For instance where falling below 20% of free space for a 10 GByte file system might be worth to raise a warning, it might be nonsense to warn by falling below 20% for a 1 TByte file system. The idea here is to conditionally monitor a file system either for a specific percentage or a specific size of free space depending on a configurable file system size threshold.

This is achieved by having two trigger prototypes. One prototype considers percentage, when total disk size is below the threshold. The other prototype considers bytes, when total disk size is above the threshold.

User macros used

{$FS_SIZE_FREE}=5G
{$FS_SIZE_PFREE}=20
{$FS_SIZE_THRESHOLD}=25G

Trigger examples

Name: Free disk space is less than {$FS_SIZE_PFREE}% on volume {#FSNAME}
Expression: {host:vfs.fs.size[{#FSNAME},total].last()}<{$FS_SIZE_THRESHOLD} AND {host:vfs.fs.size[{#FSNAME},pfree].last()}<{$FS_SIZE_PFREE}

Name: Free disk space is less than {$FS_SIZE_FREE}Byte on volume {#FSNAME}
Expression: {host:vfs.fs.size[{#FSNAME},total].last()}>={$FS_SIZE_THRESHOLD} AND {host:vfs.fs.size[{#FSNAME},free].last()}<{$FS_SIZE_FREE}

Multiple triggers, one item, keep PROBLEM status until timeout

Sometimes an item gets different values where each may indicate a different issue but never a value that indicates that an issue is solved. Every trigger on that item should be active for a reasonable time even when other values arrive - but not for ever.

This might for instance often be the case for log based items.

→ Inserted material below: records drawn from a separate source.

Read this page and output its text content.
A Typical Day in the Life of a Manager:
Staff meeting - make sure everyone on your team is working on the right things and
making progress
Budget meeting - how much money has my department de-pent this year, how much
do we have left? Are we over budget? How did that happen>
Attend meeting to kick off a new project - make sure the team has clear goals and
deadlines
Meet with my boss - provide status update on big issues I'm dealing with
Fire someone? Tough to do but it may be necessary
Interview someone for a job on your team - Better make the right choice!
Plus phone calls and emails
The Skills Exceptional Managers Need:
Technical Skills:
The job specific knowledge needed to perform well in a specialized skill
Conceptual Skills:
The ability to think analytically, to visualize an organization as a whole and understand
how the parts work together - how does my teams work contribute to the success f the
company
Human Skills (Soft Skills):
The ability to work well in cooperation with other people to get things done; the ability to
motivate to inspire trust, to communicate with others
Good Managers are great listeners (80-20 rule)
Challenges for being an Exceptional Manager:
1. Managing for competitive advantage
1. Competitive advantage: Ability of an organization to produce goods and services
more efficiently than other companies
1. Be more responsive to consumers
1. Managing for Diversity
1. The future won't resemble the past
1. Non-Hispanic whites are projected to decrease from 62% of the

The first expression makes sure each trigger falls back to OK status after a timeout, when the corresponding string doesn't occur anymore -- regardless whether other values come in or not.
The second expression behaves a bit different, but allows the usage of regular expressions. The difference is, a trigger would only fall back to OK state after the timeout, when no value comes in anymore.

User macros used

{$TIMEOUT}=15m

Trigger examples

Note: item is equivalent to host:log[/log/file,"2[0-9]{2} RC"]

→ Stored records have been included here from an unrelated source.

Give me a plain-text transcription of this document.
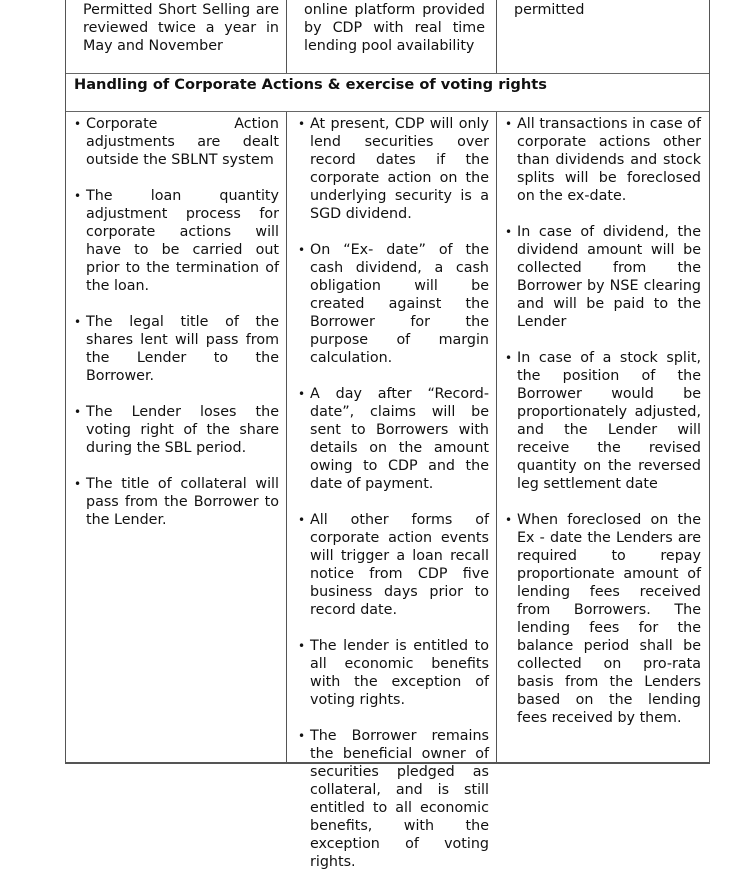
Permitted Short Selling are reviewed twice a year in May and November
online platform provided by CDP with real time lending pool availability
permitted
Handling of Corporate Actions & exercise of voting rights
• Corporate Action adjustments are dealt outside the SBLNT system
• The loan quantity adjustment process for corporate actions will have to be carried out prior to the termination of the loan.
• The legal title of the shares lent will pass from the Lender to the Borrower.
• The Lender loses the voting right of the share during the SBL period.
• The title of collateral will pass from the Borrower to the Lender.
• At present, CDP will only lend securities over record dates if the corporate action on the underlying security is a SGD dividend.
• On “Ex- date” of the cash dividend, a cash obligation will be created against the Borrower for the purpose of margin calculation.
• A day after “Record-date”, claims will be sent to Borrowers with details on the amount owing to CDP and the date of payment.
• All other forms of corporate action events will trigger a loan recall notice from CDP five business days prior to record date.
• The lender is entitled to all economic benefits with the exception of voting rights.
• The Borrower remains the beneficial owner of securities pledged as collateral, and is still entitled to all economic benefits, with the exception of voting rights.
• All transactions in case of corporate actions other than dividends and stock splits will be foreclosed on the ex-date.
• In case of dividend, the dividend amount will be collected from the Borrower by NSE clearing and will be paid to the Lender
• In case of a stock split, the position of the Borrower would be proportionately adjusted, and the Lender will receive the revised quantity on the reversed leg settlement date
• When foreclosed on the Ex - date the Lenders are required to repay proportionate amount of lending fees received from Borrowers. The lending fees for the balance period shall be collected on pro-rata basis from the Lenders based on the lending fees received by them.
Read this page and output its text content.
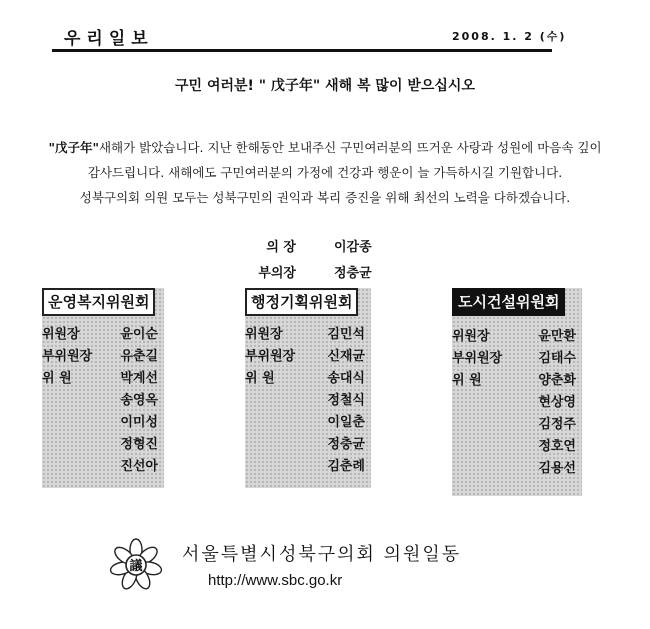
우리일보	2008. 1. 2 (수)
구민 여러분! " 戊子年" 새해 복 많이 받으십시오
"戊子年"새해가 밝았습니다. 지난 한해동안 보내주신 구민여러분의 뜨거운 사랑과 성원에 마음속 깊이
감사드립니다. 새해에도 구민여러분의 가정에 건강과 행운이 늘 가득하시길 기원합니다.
성북구의회 의원 모두는 성북구민의 권익과 복리 증진을 위해 최선의 노력을 다하겠습니다.
의 장	이감종
부의장	정충균
운영복지위원회
위원장	윤이순
부위원장	유춘길
위 원	박계선
송영옥
이미성
정형진
진선아
행정기획위원회
위원장	김민석
부위원장	신재균
위 원	송대식
정철식
이일춘
정충균
김춘례
도시건설위원회
위원장	윤만환
부위원장	김태수
위 원	양춘화
현상영
김정주
정호연
김용선
議
서울특별시성북구의회 의원일동
http://www.sbc.go.kr
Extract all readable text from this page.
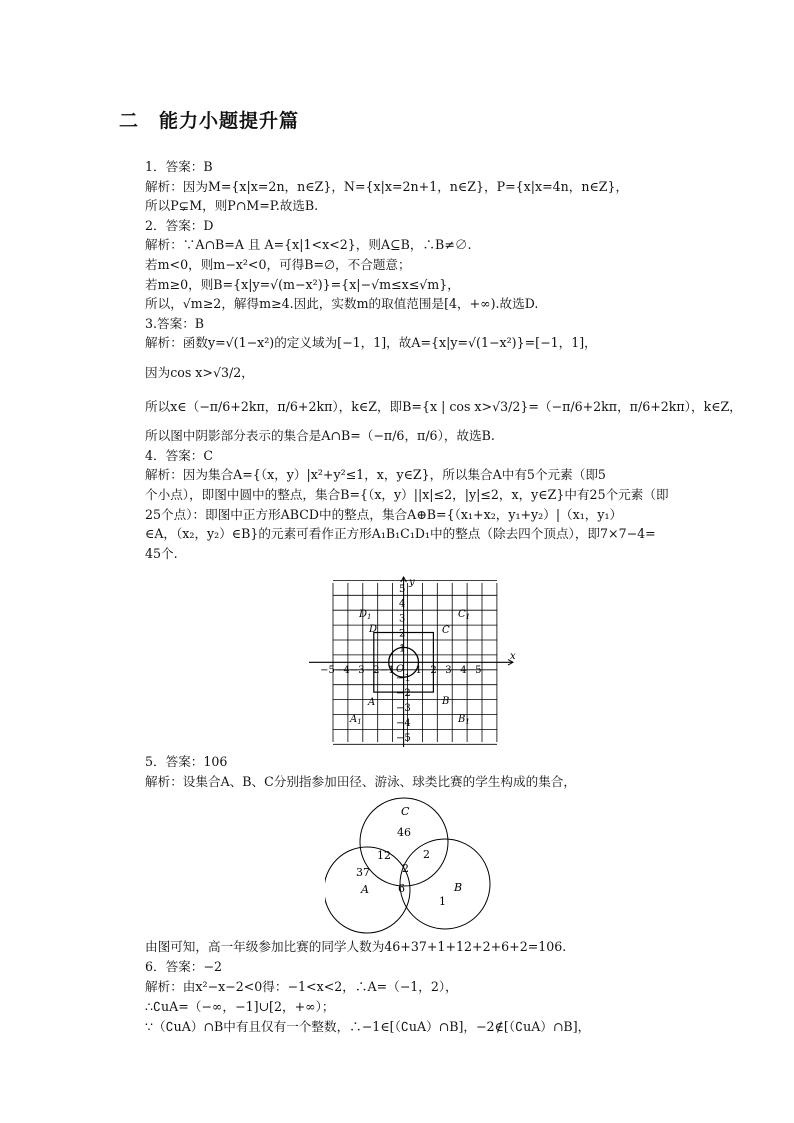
二　能力小题提升篇
1．答案：B
解析：因为M={x|x=2n，n∈Z}，N={x|x=2n+1，n∈Z}，P={x|x=4n，n∈Z}，
所以P⊊M，则P∩M=P.故选B.
2．答案：D
解析：∵A∩B=A 且 A={x|1<x<2}，则A⊆B，∴B≠∅.
若m<0，则m−x²<0，可得B=∅，不合题意；
若m≥0，则B={x|y=√(m−x²)}={x|−√m≤x≤√m}，
所以，√m≥2，解得m≥4.因此，实数m的取值范围是[4，+∞).故选D.
3.答案：B
解析：函数y=√(1−x²)的定义域为[−1，1]，故A={x|y=√(1−x²)}=[−1，1]，
因为cos x>√3/2，
所以x∈（−π/6+2kπ，π/6+2kπ），k∈Z，即B={x | cos x>√3/2}=（−π/6+2kπ，π/6+2kπ），k∈Z，
所以图中阴影部分表示的集合是A∩B=（−π/6，π/6），故选B.
4．答案：C
解析：因为集合A={（x，y）|x²+y²≤1，x，y∈Z}，所以集合A中有5个元素（即5
个小点），即图中圆中的整点，集合B={（x，y）||x|≤2，|y|≤2，x，y∈Z}中有25个元素（即
25个点）：即图中正方形ABCD中的整点，集合A⊕B={（x₁+x₂，y₁+y₂）|（x₁，y₁）
∈A，（x₂，y₂）∈B}的元素可看作正方形A₁B₁C₁D₁中的整点（除去四个顶点），即7×7−4=
45个.
x
y
O
−5 −4 −3 −2 −1 1 2 3 4 5
5
4
3
2
1
−1
−2
−3
−4
−5
$D_1$	$C_1$
D	C
A	B
$A_1$	$B_1$
5．答案：106
解析：设集合A、B、C分别指参加田径、游泳、球类比赛的学生构成的集合，
C
46
12	2
2
37
A	6	B
1
由图可知，高一年级参加比赛的同学人数为46+37+1+12+2+6+2=106.
6．答案：−2
解析：由x²−x−2<0得：−1<x<2，∴A=（−1，2），
∴∁uA=（−∞，−1]∪[2，+∞）；
∵（∁uA）∩B中有且仅有一个整数，∴−1∈[（∁uA）∩B]，−2∉[（∁uA）∩B]，
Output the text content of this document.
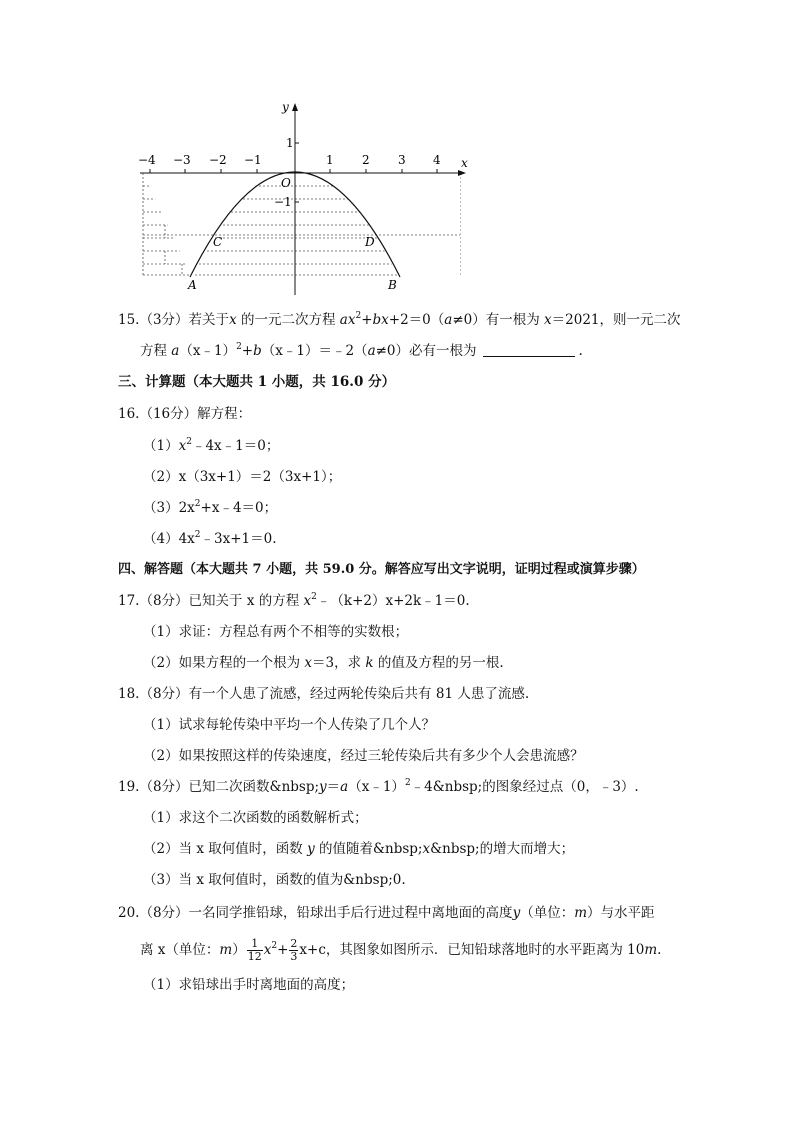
y
x
−4 −3 −2 −1	1 2 3 4
1
−1
O
A	B
C	D
15.（3分）若关于x 的一元二次方程 $ax^2+bx+2=0(a\ne 0)$有一根为 x＝2021，则一元二次
方程 a（x﹣1）$^2$+b（x﹣1）＝﹣2（a≠0）必有一根为	.
三、计算题（本大题共 1 小题，共 16.0 分）
16.（16分）解方程：
$(1)x^2﹣4x﹣1=0$；
（2）x（3x+1）＝2（3x+1）；
$(3)2x^2+x﹣4=0$；
$(4)4x^2﹣3x+1=0$.
四、解答题（本大题共 7 小题，共 59.0 分。解答应写出文字说明，证明过程或演算步骤）
17.（8分）已知关于 x 的方程 $x^2﹣(k+2)x+2k﹣1=0$.
（1）求证：方程总有两个不相等的实数根；
（2）如果方程的一个根为 x＝3，求 k 的值及方程的另一根.
18.（8分）有一个人患了流感，经过两轮传染后共有 81 人患了流感.
（1）试求每轮传染中平均一个人传染了几个人？
（2）如果按照这样的传染速度，经过三轮传染后共有多少个人会患流感？
19.（8分）已知二次函数&nbsp;y＝a（x﹣1）$^2$﹣4&nbsp;的图象经过点（0，﹣3）.
（1）求这个二次函数的函数解析式；
（2）当 x 取何值时，函数 y 的值随着&nbsp;x&nbsp;的增大而增大；
（3）当 x 取何值时，函数的值为&nbsp;0.
20.（8分）一名同学推铅球，铅球出手后行进过程中离地面的高度y（单位：m）与水平距
离 x（单位：$m) \frac{1}{12} x^2+ \frac{2}{3} x+c$，其图象如图所示．已知铅球落地时的水平距离为 10m.
（1）求铅球出手时离地面的高度；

Expression1: {item.count({$TIMEOUT},207 RC)}>0 AND {item.nodata({$TIMEOUT})}=0

Expression2: ({item.regexp("2[0-9]{2} RC")}=1 OR {TRIGGER.VALUE}=1) AND {item.nodata({$TIMEOUT})}=0

Multiple triggers, one item, keep PROBLEM status until timeout, but differently

This example also has trapper or log data in mind, but the goal is to not have any OK events, so we don't have to care about meaningless recovery events and notifications. What we want, is a problem event on every arrival of data to a particular item and have it disappear after a while.

I found this to be impossible to do within one trigger expression. Instead I created two triggers and dependency:

Expression1: {item.regexp(your_pattern)}=1 -- Multiple problem event generation set, depending on expression #2

Expression2: {item.nodata(your_time}}=1 -- "Not classified"

The drawback is, that you have to maintain two expressions per item. On the other hand, the necessary expressions are more simple and you can have many expressions like #1, depending on #2. This could be simplified by the use of the API or LLD. It is also suggested to set up a dashboard filter to hide the "Not classified" events.